His longevity as a seamer may owe something to the fact that he rarely bowled for Leicestershire: 105.3 overs produced six first-class wickets at 67, with a best of two for 50, in his final game. Though occasionally derided as a Division Two trundler, Stevens has two match hauls of ten or more: 11 for 70 as Kent drubbed Surrey at Canterbury in 2011, then ten for 92 at Trent Bridge in 2019. A week later, he took five for 20 against Yorkshire, having hit 237. That was one of 34 first-class hundreds – he has also made seven in one-day matches – that mark him out as a rare breed: a genuine all-rounder, good enough to hold his place as batsman or bowler. His ability to destroy an attack also made him a central figure in Kent’s white-ball teams until early 2019. The high point came in 2007, when he clattered the winning boundary against Gloucestershire in a tight Twenty20 Cup final at Edgbaston – Kent’s first trophy in six years.

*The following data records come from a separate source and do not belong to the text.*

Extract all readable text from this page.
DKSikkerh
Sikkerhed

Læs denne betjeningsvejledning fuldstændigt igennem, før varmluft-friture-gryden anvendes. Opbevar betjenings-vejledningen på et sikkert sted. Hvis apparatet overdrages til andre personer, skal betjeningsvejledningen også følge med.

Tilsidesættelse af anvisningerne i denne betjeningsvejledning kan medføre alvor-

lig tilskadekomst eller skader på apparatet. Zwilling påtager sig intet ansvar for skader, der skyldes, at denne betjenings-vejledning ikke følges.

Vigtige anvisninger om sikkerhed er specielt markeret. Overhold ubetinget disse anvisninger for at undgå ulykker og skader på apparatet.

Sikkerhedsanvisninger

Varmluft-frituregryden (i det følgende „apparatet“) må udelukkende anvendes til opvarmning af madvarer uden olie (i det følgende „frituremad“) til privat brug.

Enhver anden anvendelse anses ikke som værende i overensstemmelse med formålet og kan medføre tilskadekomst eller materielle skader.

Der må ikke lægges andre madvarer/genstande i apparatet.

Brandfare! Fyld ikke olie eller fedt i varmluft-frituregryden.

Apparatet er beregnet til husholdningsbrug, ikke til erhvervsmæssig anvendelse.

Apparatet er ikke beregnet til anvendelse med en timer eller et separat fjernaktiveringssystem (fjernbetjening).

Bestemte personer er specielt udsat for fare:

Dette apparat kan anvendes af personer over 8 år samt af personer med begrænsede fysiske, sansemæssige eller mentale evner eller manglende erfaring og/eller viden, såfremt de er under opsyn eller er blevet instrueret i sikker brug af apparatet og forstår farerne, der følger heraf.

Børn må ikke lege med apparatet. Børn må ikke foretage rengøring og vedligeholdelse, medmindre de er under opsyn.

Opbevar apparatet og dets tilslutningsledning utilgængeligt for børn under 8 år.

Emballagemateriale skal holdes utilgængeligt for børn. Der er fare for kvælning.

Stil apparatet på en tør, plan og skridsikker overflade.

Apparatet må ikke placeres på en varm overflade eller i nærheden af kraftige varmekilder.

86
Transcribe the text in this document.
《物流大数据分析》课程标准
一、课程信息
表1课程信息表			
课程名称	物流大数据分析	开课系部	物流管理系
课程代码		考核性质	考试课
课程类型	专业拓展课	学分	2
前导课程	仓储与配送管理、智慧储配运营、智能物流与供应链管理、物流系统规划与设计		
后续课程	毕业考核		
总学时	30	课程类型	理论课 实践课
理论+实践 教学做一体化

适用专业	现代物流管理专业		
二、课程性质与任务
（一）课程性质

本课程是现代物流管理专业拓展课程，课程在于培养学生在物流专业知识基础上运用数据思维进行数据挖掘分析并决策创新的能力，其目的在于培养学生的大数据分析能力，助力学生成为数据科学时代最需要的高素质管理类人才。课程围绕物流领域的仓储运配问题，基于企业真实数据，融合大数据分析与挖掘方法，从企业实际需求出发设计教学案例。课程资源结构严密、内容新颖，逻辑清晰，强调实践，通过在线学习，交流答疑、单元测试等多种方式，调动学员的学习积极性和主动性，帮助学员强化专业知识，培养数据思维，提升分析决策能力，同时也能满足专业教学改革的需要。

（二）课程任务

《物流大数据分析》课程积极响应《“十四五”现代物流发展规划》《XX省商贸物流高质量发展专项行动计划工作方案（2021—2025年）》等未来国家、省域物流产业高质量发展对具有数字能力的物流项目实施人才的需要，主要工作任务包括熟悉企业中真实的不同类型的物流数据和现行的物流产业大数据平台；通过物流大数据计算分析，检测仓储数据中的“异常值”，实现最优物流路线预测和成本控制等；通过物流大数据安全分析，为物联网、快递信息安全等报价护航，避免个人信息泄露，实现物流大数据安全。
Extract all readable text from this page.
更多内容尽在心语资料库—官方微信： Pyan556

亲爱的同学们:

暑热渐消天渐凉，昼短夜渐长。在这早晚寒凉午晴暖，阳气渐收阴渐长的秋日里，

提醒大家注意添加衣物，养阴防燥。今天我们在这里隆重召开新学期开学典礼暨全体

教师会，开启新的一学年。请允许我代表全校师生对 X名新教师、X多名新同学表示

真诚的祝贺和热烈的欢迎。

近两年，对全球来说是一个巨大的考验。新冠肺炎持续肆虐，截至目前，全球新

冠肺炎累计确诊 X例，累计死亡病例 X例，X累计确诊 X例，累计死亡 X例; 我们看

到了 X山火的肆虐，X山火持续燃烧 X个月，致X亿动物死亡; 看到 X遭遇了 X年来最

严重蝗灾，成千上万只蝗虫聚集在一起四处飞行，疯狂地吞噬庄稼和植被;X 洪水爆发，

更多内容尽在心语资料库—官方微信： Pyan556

During the close season, Stevens has played club cricket in South Africa, New Zealand and Australia, and starred for T20 franchises in Zimbabwe, New Zealand and Bangladesh, where his team, Dhaka Gladiators, won back-to-back titles. After the second of those triumphs, in 2012-13, he became embroiled in match-fixing allegations; charged with failing to report a corrupt approach, he was later exonerated. The next two Bangladesh Premier Leagues were cancelled, but he returned in 2015-16 to play for Comilla Victorians: three tidy overs in the final helped clinch his third BPL title out of three.

But Kent is where the heart is, and his enthusiastic description of the wicket that had him acknowledging his dad that afternoon at Canterbury tells of a passion that hasn’t waned. “It was a good ball. We spoke about trying to hit Garton on the pads, because he gets across with his front foot. I swung everything into him and, once he started staying leg side, I ran one down the slope. The plan worked.” It often has.